With the lines drawn, Pieper sets out to explain how modern society has destroyed the classical sense of leisure. By reducing even philosophy to work, the “world of total work” has absorbed intellectual culture. Kant’s claim that knowing is working clearly puts a demand on man. But Kant also claims that knowing the truth is difficult, just as his ethical doctrine holds that doing the good is difficult. In fact, their respective difficulty is also their legitimation. This exaltation of the difficult contrasts with the thought of St. Thomas Aquinas. For him, virtue consists more in the good than in the difficult. In fact, virtue does not work against natural inclinations, but allows man to rightly follow them. The will’s highest virtue, love, makes things effortless. Pieper draws the reader back to the issue at hand: if man’s highest acts of will are effortless, then his highest intellectual activity ought to be effortless as well. This is contemplation. Pieper introduces a paradox: both loving and contemplating are states at which man receives without effort – but work is a necessary condition for these states. Not only does work precede them, but it most follow them: the gifts received in contemplation, for example, must be reexamined by intellectual labor afterwards.

The independent spirit of our age refuses gifts. Thus utilitarian philosophers introduced the terms intellectual work and intellectual worker to justify academic careers. This justification means a reduction, and Pieper understands the terms as contradictions. The terms are based on two false theses: first, that human knowing is only discursive; second, that effort becomes a criterion of truth. Combined with the utilitarian doctrine that only work contributes to society, academics become merely functional. The liberal arts lose their freedom. Philosophy is the most liberal of the liberal arts, but it too is made servile. Pieper insists that academics is more than career training, but that is actually what it has become in modern society. Educated now means specialized. The focus shifts from holistic vision to a disjointed study of parts.

The modern world has also done damage to the meaning of the term leisure. It is not, as is often thought, idleness. In fact, idleness is born of a lack of leisure or an inability to be still. St. Paul’s warning about “busybodies” comes to mind (cf. 2 Thessalonians 3:11-12). Pieper recalls one of the seven deadly sins, acedia, an intense boredom of life and existence. Leisure is its antidote. Whereas work is an activity, leisure is a non-activity in the sense that we must be still in order to hear. If work is an effort, then leisure is a celebrating spirit – energetic, but not the kind of energy which strains us.
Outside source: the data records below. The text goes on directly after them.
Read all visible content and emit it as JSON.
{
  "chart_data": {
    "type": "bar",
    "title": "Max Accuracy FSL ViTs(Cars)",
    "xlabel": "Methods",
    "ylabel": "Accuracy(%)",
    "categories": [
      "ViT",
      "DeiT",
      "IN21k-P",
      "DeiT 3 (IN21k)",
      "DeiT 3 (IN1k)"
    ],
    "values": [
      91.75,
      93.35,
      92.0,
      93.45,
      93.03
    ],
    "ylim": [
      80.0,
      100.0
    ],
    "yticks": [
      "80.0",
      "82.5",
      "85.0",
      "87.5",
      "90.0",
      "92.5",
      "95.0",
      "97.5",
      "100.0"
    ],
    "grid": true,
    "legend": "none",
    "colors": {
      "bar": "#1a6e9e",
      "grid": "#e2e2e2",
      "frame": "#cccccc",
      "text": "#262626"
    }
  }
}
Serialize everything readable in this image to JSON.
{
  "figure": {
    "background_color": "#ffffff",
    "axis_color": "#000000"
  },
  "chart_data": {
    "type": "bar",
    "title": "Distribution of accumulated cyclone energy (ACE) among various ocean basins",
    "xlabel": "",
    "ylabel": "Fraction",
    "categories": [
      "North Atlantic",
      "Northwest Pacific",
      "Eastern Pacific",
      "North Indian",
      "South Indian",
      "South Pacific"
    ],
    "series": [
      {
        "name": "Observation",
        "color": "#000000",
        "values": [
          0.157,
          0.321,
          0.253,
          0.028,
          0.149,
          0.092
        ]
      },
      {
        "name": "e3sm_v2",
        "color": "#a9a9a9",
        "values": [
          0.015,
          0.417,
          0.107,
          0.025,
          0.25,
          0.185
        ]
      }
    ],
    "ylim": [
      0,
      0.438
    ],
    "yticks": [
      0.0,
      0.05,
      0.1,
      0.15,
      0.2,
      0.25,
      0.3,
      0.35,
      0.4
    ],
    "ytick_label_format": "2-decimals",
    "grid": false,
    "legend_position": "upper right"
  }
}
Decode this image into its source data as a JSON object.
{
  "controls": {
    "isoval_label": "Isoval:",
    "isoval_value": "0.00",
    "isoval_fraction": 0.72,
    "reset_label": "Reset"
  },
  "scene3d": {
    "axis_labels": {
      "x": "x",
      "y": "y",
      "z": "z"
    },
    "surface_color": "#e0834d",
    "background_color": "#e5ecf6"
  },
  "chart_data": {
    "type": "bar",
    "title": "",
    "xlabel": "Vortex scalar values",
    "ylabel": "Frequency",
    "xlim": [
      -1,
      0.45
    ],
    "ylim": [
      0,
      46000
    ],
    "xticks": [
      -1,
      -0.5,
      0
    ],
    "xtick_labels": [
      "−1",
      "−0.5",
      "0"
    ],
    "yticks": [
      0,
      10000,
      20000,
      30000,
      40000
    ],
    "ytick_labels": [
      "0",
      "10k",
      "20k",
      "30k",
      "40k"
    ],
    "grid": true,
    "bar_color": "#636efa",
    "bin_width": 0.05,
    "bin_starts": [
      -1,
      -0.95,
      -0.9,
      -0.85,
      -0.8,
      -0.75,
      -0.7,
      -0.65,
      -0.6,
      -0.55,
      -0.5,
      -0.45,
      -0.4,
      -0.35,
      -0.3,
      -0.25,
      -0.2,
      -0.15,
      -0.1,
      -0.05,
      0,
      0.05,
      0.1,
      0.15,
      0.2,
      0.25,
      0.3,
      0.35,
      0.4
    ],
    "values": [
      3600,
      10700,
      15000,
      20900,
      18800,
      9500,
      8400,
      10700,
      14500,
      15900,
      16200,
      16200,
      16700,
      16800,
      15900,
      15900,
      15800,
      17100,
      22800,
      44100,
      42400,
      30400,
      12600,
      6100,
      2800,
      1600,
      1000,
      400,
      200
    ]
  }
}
At the end of his essay, Pieper reviews some attempts to regain leisure. The first attempt merely argues art for art’s sake. The second attempt appeals to tradition, especially the classical and medieval traditions of Europe. The last attempt is humanism. Judging these inadequate, Pieper’s own suggestion is his most surprising claim: that the religious festival is the origin of leisure. So far from effortlessly transitioning to the state, man actually needs divine influence to be at leisure. The festival is necessary to leisure, as its sacrifice is the opposite of utility. Leisure without worship becomes toilsome. Work without leisure is inhuman.

But the greatest obstacle to renewing leisure is the proletariat, by definition a class bound to the working process. Pieper proposes three measures for their liberation: encourage the proletariat to accumulate property from their wages, limit the power of the state, and overcome the internal, spiritual poverty of the proletariat.

Leisure will liberate the working class from its work, the academic class from utilitarian demands, and refresh culture all at the same time. But if leisure is only possible in a theocentric world, can leisure be regained in societies which long ago began to venerate work in the place of God?